Singapore Real Estate and Property

Thursday, July 17, 2008

‘Realistic’ prices drive home sales

‘Realistic’ prices drive home sales

Wednesday • July 16, 2008


Christie Loh


christie@mediacorp.com.sg





FOR nine months over an unfolding global credit crunch, developers here held back from pushing out condominiums and houses into the market. Homebuyers found little variety in the showrooms.

But when the supply gate was unlatched in June, interest poured back in — especially into the mass-market segment — resulting in a bumper month for sales despite the recent stock market and economic gloom.

In June, 801 private residential units were sold out of 1,069 launched, according to monthly data released yesterday by the Urban Redevelopment Authority (URA).

The two figures are the highest since August 2007. They also represent a surge from May, when only 476 units were launched and 453 sold.

“Developers are trying to launch their projects before the lunar seventh month. That is traditionally a very slow period for the whole market,” explained Colliers International’s research director Tay Huey Ying.

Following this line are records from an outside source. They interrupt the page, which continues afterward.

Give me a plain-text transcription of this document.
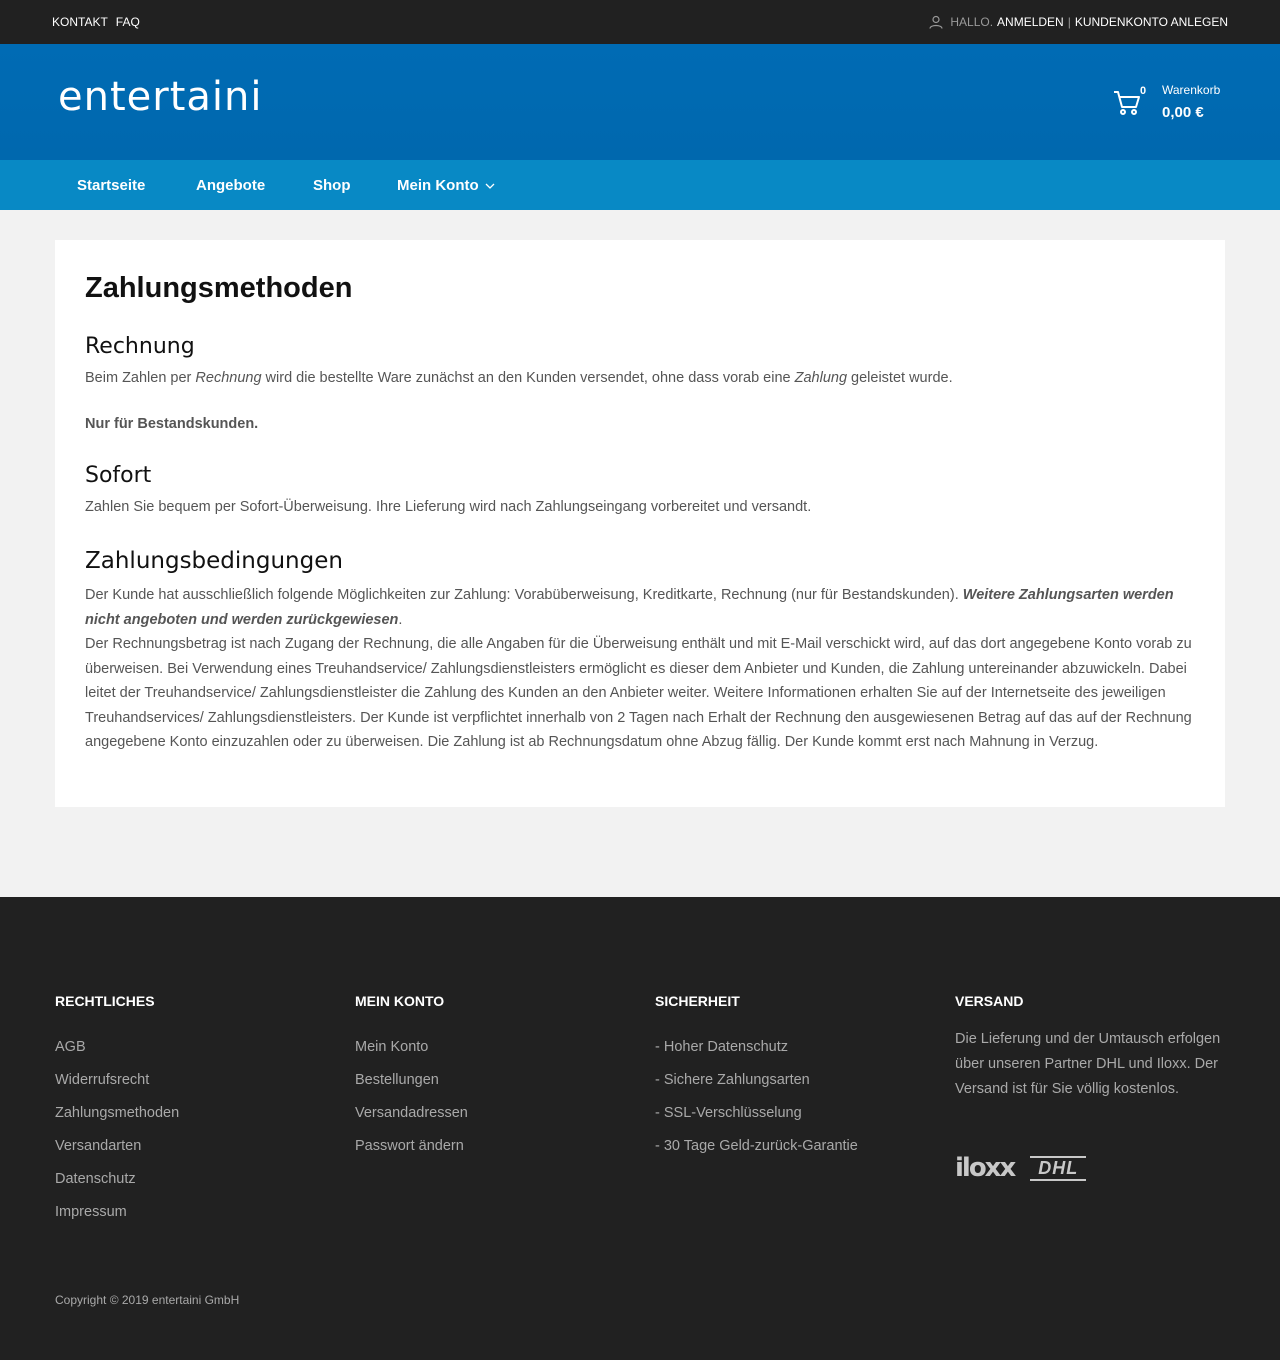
KONTAKT FAQ	HALLO. ANMELDEN | KUNDENKONTO ANLEGEN
entertaini	0 Warenkorb
0,00 €
Startseite	Angebote	Shop	Mein Konto
Zahlungsmethoden
Rechnung

Beim Zahlen per Rechnung wird die bestellte Ware zunächst an den Kunden versendet, ohne dass vorab eine Zahlung geleistet wurde.

Nur für Bestandskunden.

Sofort

Zahlen Sie bequem per Sofort-Überweisung. Ihre Lieferung wird nach Zahlungseingang vorbereitet und versandt.

Zahlungsbedingungen

Der Kunde hat ausschließlich folgende Möglichkeiten zur Zahlung: Vorabüberweisung, Kreditkarte, Rechnung (nur für Bestandskunden). Weitere Zahlungsarten werden nicht angeboten und werden zurückgewiesen.
Der Rechnungsbetrag ist nach Zugang der Rechnung, die alle Angaben für die Überweisung enthält und mit E-Mail verschickt wird, auf das dort angegebene Konto vorab zu überweisen. Bei Verwendung eines Treuhandservice/ Zahlungsdienstleisters ermöglicht es dieser dem Anbieter und Kunden, die Zahlung untereinander abzuwickeln. Dabei leitet der Treuhandservice/ Zahlungsdienstleister die Zahlung des Kunden an den Anbieter weiter. Weitere Informationen erhalten Sie auf der Internetseite des jeweiligen Treuhandservices/ Zahlungsdienstleisters. Der Kunde ist verpflichtet innerhalb von 2 Tagen nach Erhalt der Rechnung den ausgewiesenen Betrag auf das auf der Rechnung angegebene Konto einzuzahlen oder zu überweisen. Die Zahlung ist ab Rechnungsdatum ohne Abzug fällig. Der Kunde kommt erst nach Mahnung in Verzug.

RECHTLICHES
AGB
Widerrufsrecht
Zahlungsmethoden
Versandarten
Datenschutz
Impressum
MEIN KONTO
Mein Konto
Bestellungen
Versandadressen
Passwort ändern
SICHERHEIT
- Hoher Datenschutz
- Sichere Zahlungsarten
- SSL-Verschlüsselung
- 30 Tage Geld-zurück-Garantie
VERSAND

Die Lieferung und der Umtausch erfolgen über unseren Partner DHL und Iloxx. Der Versand ist für Sie völlig kostenlos.

iloxx	DHL
Copyright © 2019 entertaini GmbH
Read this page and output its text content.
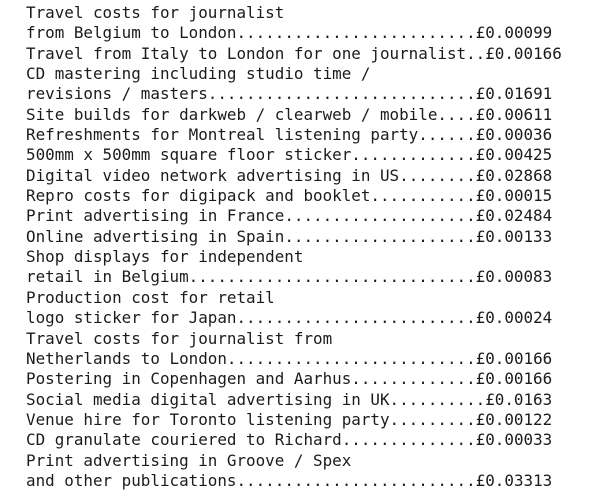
Travel costs for journalist
from Belgium to London.........................£0.00099
Travel from Italy to London for one journalist..£0.00166
CD mastering including studio time /
revisions / masters............................£0.01691
Site builds for darkweb / clearweb / mobile....£0.00611
Refreshments for Montreal listening party......£0.00036
500mm x 500mm square floor sticker.............£0.00425
Digital video network advertising in US........£0.02868
Repro costs for digipack and booklet...........£0.00015
Print advertising in France....................£0.02484
Online advertising in Spain....................£0.00133
Shop displays for independent
retail in Belgium..............................£0.00083
Production cost for retail
logo sticker for Japan.........................£0.00024
Travel costs for journalist from
Netherlands to London..........................£0.00166
Postering in Copenhagen and Aarhus.............£0.00166
Social media digital advertising in UK..........£0.0163
Venue hire for Toronto listening party.........£0.00122
CD granulate couriered to Richard..............£0.00033
Print advertising in Groove / Spex
and other publications.........................£0.03313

Superstitious buyers generally stay away during what is known as the Hungry Ghost Month, which starts on Aug 1.

Ms Tay said the dearth of launches before Jube had led to “pent-up demand”, which was boosted further by “realistic” prices. As the United States subprime mortgage woes weighed on buying sentiment, developers have had to ditch their “aggressive pricing strategy”, she said.

For instance, the recently-launched Dakota Residences along Geylang River reportedly drew an average price of $970 per square foot (psf), which is below the range of $1,000-$1,100 that co-developer Ho Bee Investment had expected mid-last year (2007).

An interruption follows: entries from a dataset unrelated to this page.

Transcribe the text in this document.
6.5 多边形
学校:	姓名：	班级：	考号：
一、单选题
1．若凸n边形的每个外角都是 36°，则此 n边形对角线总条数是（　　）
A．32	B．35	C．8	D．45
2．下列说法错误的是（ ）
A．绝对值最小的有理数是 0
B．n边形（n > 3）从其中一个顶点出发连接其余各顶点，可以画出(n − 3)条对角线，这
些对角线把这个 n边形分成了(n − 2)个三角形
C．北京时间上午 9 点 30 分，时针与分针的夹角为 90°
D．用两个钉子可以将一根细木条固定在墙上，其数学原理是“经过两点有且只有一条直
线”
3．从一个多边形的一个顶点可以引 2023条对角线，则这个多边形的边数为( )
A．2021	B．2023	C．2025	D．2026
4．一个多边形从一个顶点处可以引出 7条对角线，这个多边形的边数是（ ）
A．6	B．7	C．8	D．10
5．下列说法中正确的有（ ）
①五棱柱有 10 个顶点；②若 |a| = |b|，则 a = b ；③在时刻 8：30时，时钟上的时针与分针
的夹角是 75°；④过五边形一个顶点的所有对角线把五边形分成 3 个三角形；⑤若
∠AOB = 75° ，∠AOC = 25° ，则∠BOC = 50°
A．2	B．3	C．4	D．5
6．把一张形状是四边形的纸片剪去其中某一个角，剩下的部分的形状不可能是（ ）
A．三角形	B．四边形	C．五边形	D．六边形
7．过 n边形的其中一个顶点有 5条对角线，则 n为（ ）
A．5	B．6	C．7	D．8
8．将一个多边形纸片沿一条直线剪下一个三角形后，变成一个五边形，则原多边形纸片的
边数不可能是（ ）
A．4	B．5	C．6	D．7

Such suburban projects accounted for the bulk of launches in June. About 44 per cent of the new launches came from the Rest of Central Region, followed by 33 per cent in the Outside Central Region.

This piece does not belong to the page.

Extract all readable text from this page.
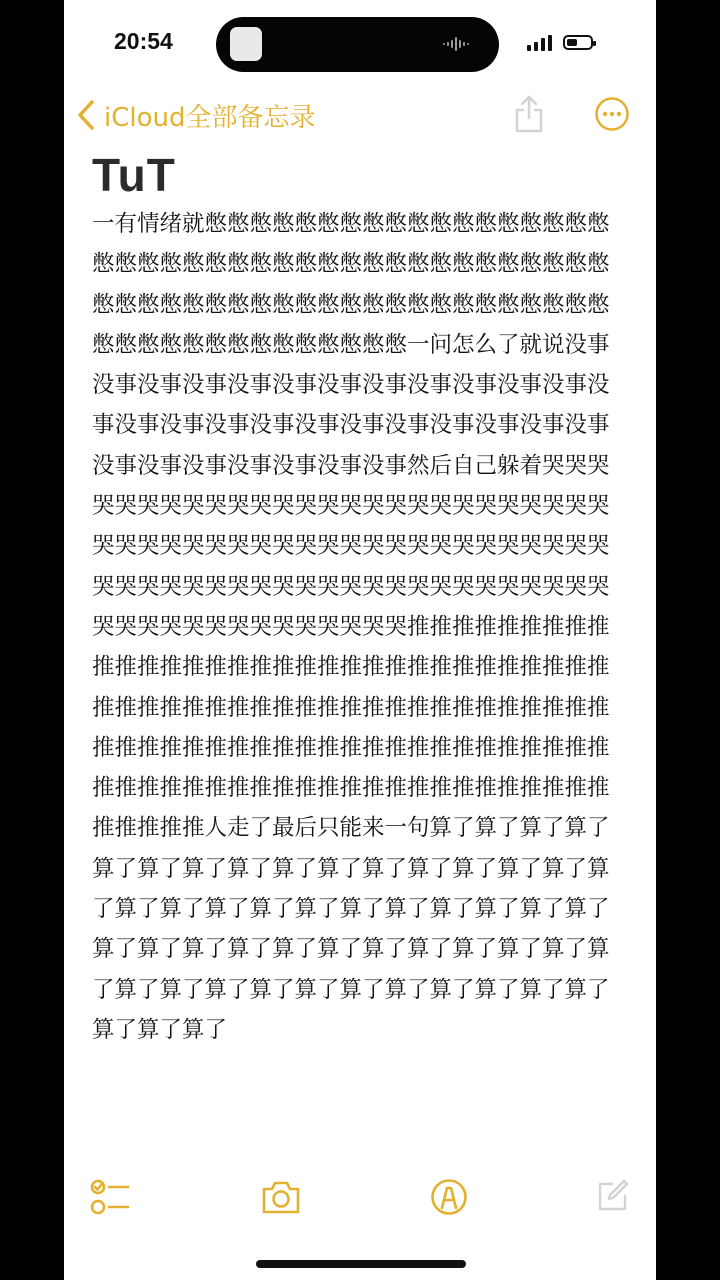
20:54
iCloud全部备忘录
TuT

一有情绪就憋憋憋憋憋憋憋憋憋憋憋憋憋憋憋憋憋憋憋憋憋憋憋憋憋憋憋憋憋憋憋憋憋憋憋憋憋憋憋憋憋憋憋憋憋憋憋憋憋憋憋憋憋憋憋憋憋憋憋憋憋憋憋憋憋憋憋憋憋憋憋憋憋憋憋憋憋憋一问怎么了就说没事没事没事没事没事没事没事没事没事没事没事没事没事没事没事没事没事没事没事没事没事没事没事没事没事没事没事没事没事没事没事然后自己躲着哭哭哭哭哭哭哭哭哭哭哭哭哭哭哭哭哭哭哭哭哭哭哭哭哭哭哭哭哭哭哭哭哭哭哭哭哭哭哭哭哭哭哭哭哭哭哭哭哭哭哭哭哭哭哭哭哭哭哭哭哭哭哭哭哭哭哭哭哭哭哭哭哭哭哭哭哭哭哭哭哭哭哭哭哭哭推推推推推推推推推推推推推推推推推推推推推推推推推推推推推推推推推推推推推推推推推推推推推推推推推推推推推推推推推推推推推推推推推推推推推推推推推推推推推推推推推推推推推推推推推推推推推推推推推推推推推推推推推推人走了最后只能来一句算了算了算了算了算了算了算了算了算了算了算了算了算了算了算了算了算了算了算了算了算了算了算了算了算了算了算了算了算了算了算了算了算了算了算了算了算了算了算了算了算了算了算了算了算了算了算了算了算了算了算了算了算了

The luxury sector is seeing fewer launches, said Knight Frank’s consultancy and research director Nicholas Mak, because most of these high-end buyers are investors, not owner-occupiers. And investor sentiment is weak right now, he explained. In contrast, mass-market homebuyers are in the market for a live-in place.

June did not clock any transactions above $4,000 psf, the level generally viewed by analysts as indicative of exuberant demand. The highest price last month was $3,653 psf for a unit in Nassim Park Residences.

Asked if the fresh worries in the US financial industry would hurt property demand here in the weeks ahead, Mr Mak said July’s data should still be healthy.

August, however, may see sales volumes dip – if the worries persisted -- followed by slight price contractions in the second half of the year.

“I think homebuyers will find economic problems scarier than the Ghost Month,” said Mr Mak.